Кричали птицы. Море клубилось теплым паром, я лез по винтовой лестнице в рассветное небо. Подо мной громоздились тучи, наверху, по чугунным исшарканным ступеням, бежали цепкие ноги смотрителя. Дядя Костя поднимался все выше и выше над морем, стал виден весь океан с дорогами ветра, с зелеными островами и кораблями, плывущими в разные стороны.
Потом лестница завертелась в башенке, как винт в мясорубке. Ветер сорвал с меня бескозырку. Обеими руками я схватился за перила и закружился в трубе.
Сколько времени длилось это, не знаю. Разбудил меня колокол. А когда я открыл глаза, то долго не мог понять, почему у меня такие длинные ноги. Внизу смутно блестела накрытая туманом вода. Временами клочья редели, тогда у моих ног открывалась полоска пены и черные камни. Постепенно я понял, что лежу ничком на фонарной площадке, просунув сквозь прутья решетки руки и голову. Как это случилось, не знаю до сих пор. Вероятно, под утро я полез на площадку и здесь свалился.
Теперь ветер отжимал туман к берегу. Ветряк кружился, старый колокол спрашивал басом туман:
«Был ли бой? Был ли бой?»
Потом, замедлив удары, точно прислушиваясь к шуму моря, он отвечал важно и грустно:
«Дно-о… Дно-о… Дно-о…»
Кажется, у меня начиналась горячка.
Помню, я спустился вниз, в сторожку, и стал наваливать на Сачкова одеяла, брезенты, полушубки, плащи — все, что мог найти на вешалке и в кладовой. После этого я надел почему-то резиновые сапоги и, стуча зубами, залег под тряпье. Я обнял Сачкова, соленого, мокрого, и вместе с ним поплыл навстречу «Чапаеву».
Остальное — сплошной винегрет. Стук катера, плеск воды возле уха, горячий дождь, ободок кружки в зубах. Чьи-то прохладные руки на голой спине и нудный запах аптеки. Я забыл имена, лица, время — все, кроме зажатой в кулаке пуговицы от бушлата смотрителя. Почему-то мне казалось, что потерять пуговицу — потерять все.

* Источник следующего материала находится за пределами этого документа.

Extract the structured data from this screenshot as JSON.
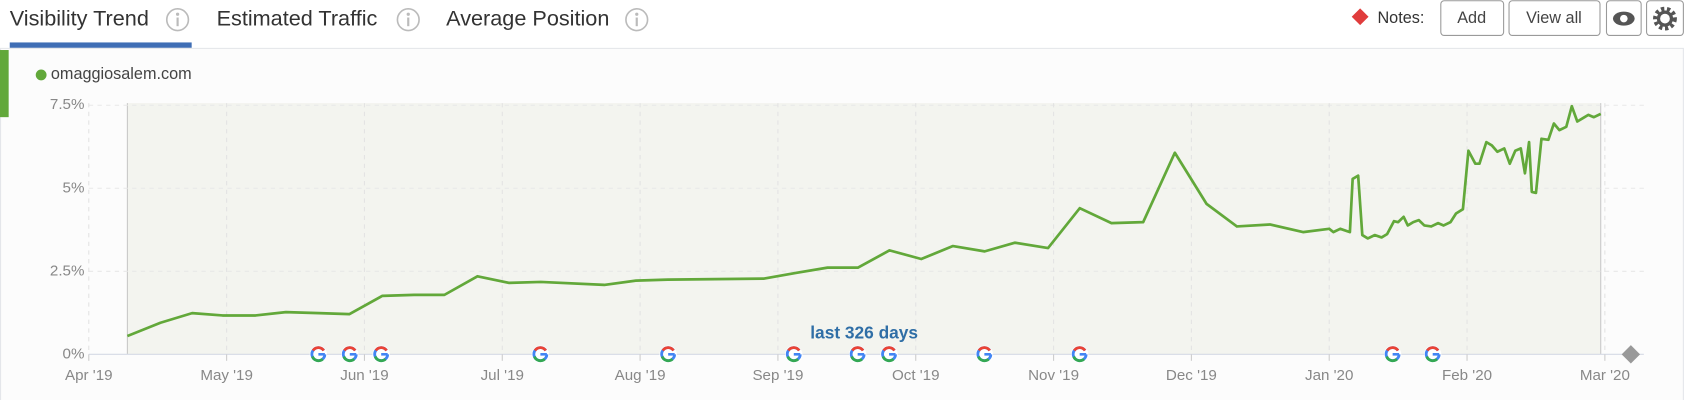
{
  "tabs": [
    "Visibility Trend",
    "Estimated Traffic",
    "Average Position"
  ],
  "notes": {
    "label": "Notes:",
    "buttons": [
      "Add",
      "View all"
    ]
  },
  "chart_data": {
    "type": "line",
    "annotation": "last 326 days",
    "x": [
      0.28,
      0.52,
      0.75,
      0.97,
      1.21,
      1.43,
      1.67,
      1.89,
      2.13,
      2.36,
      2.58,
      2.82,
      3.05,
      3.28,
      3.74,
      3.97,
      4.2,
      4.9,
      5.13,
      5.36,
      5.58,
      5.81,
      6.04,
      6.27,
      6.5,
      6.72,
      6.96,
      7.19,
      7.42,
      7.65,
      7.88,
      8.11,
      8.33,
      8.57,
      8.81,
      9.0,
      9.03,
      9.08,
      9.15,
      9.17,
      9.21,
      9.24,
      9.28,
      9.33,
      9.38,
      9.42,
      9.47,
      9.5,
      9.54,
      9.57,
      9.61,
      9.65,
      9.69,
      9.74,
      9.79,
      9.83,
      9.88,
      9.92,
      9.97,
      10.01,
      10.06,
      10.09,
      10.14,
      10.18,
      10.22,
      10.27,
      10.31,
      10.35,
      10.39,
      10.42,
      10.45,
      10.47,
      10.5,
      10.54,
      10.59,
      10.63,
      10.67,
      10.72,
      10.76,
      10.8,
      10.84,
      10.88,
      10.92,
      10.97
    ],
    "series": [
      {
        "name": "omaggiosalem.com",
        "color": "#62a83a",
        "values": [
          0.55,
          0.95,
          1.24,
          1.17,
          1.17,
          1.27,
          1.24,
          1.21,
          1.76,
          1.79,
          1.79,
          2.35,
          2.15,
          2.18,
          2.09,
          2.22,
          2.25,
          2.28,
          2.45,
          2.61,
          2.61,
          3.13,
          2.87,
          3.26,
          3.1,
          3.36,
          3.2,
          4.4,
          3.95,
          3.98,
          6.07,
          4.53,
          3.85,
          3.91,
          3.68,
          3.78,
          3.68,
          3.78,
          3.68,
          5.28,
          5.38,
          3.59,
          3.49,
          3.59,
          3.52,
          3.62,
          4.01,
          3.98,
          4.14,
          3.88,
          3.98,
          4.04,
          3.88,
          3.85,
          3.95,
          3.88,
          3.98,
          4.24,
          4.37,
          6.13,
          5.74,
          5.74,
          6.39,
          6.29,
          6.1,
          6.2,
          5.74,
          6.13,
          6.2,
          5.45,
          6.39,
          4.89,
          4.86,
          6.49,
          6.46,
          6.95,
          6.75,
          6.85,
          7.47,
          7.01,
          7.11,
          7.21,
          7.14,
          7.24
        ]
      }
    ],
    "xlim": [
      0,
      11.22
    ],
    "xticks": [
      {
        "value": 0,
        "label": "Apr '19"
      },
      {
        "value": 1,
        "label": "May '19"
      },
      {
        "value": 2,
        "label": "Jun '19"
      },
      {
        "value": 3,
        "label": "Jul '19"
      },
      {
        "value": 4,
        "label": "Aug '19"
      },
      {
        "value": 5,
        "label": "Sep '19"
      },
      {
        "value": 6,
        "label": "Oct '19"
      },
      {
        "value": 7,
        "label": "Nov '19"
      },
      {
        "value": 8,
        "label": "Dec '19"
      },
      {
        "value": 9,
        "label": "Jan '20"
      },
      {
        "value": 10,
        "label": "Feb '20"
      },
      {
        "value": 11,
        "label": "Mar '20"
      }
    ],
    "ylim": [
      0,
      7.5
    ],
    "yticks": [
      {
        "value": 0,
        "label": "0%"
      },
      {
        "value": 2.5,
        "label": "2.5%"
      },
      {
        "value": 5,
        "label": "5%"
      },
      {
        "value": 7.5,
        "label": "7.5%"
      }
    ],
    "grid": true
  }
}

Кто-то пытался уговорить, разжать кулак силой, Я жестоко боролся, ломал пальцы, кажется даже укусил противника за руку. И победил. Пуговица осталась со мной. Я спрятал ее под матрац и доставал только ночью, оставшись один. Колокол, славный сторож, мой друг, гудел непрерывно, напоминая об опасности, не давая мне спать.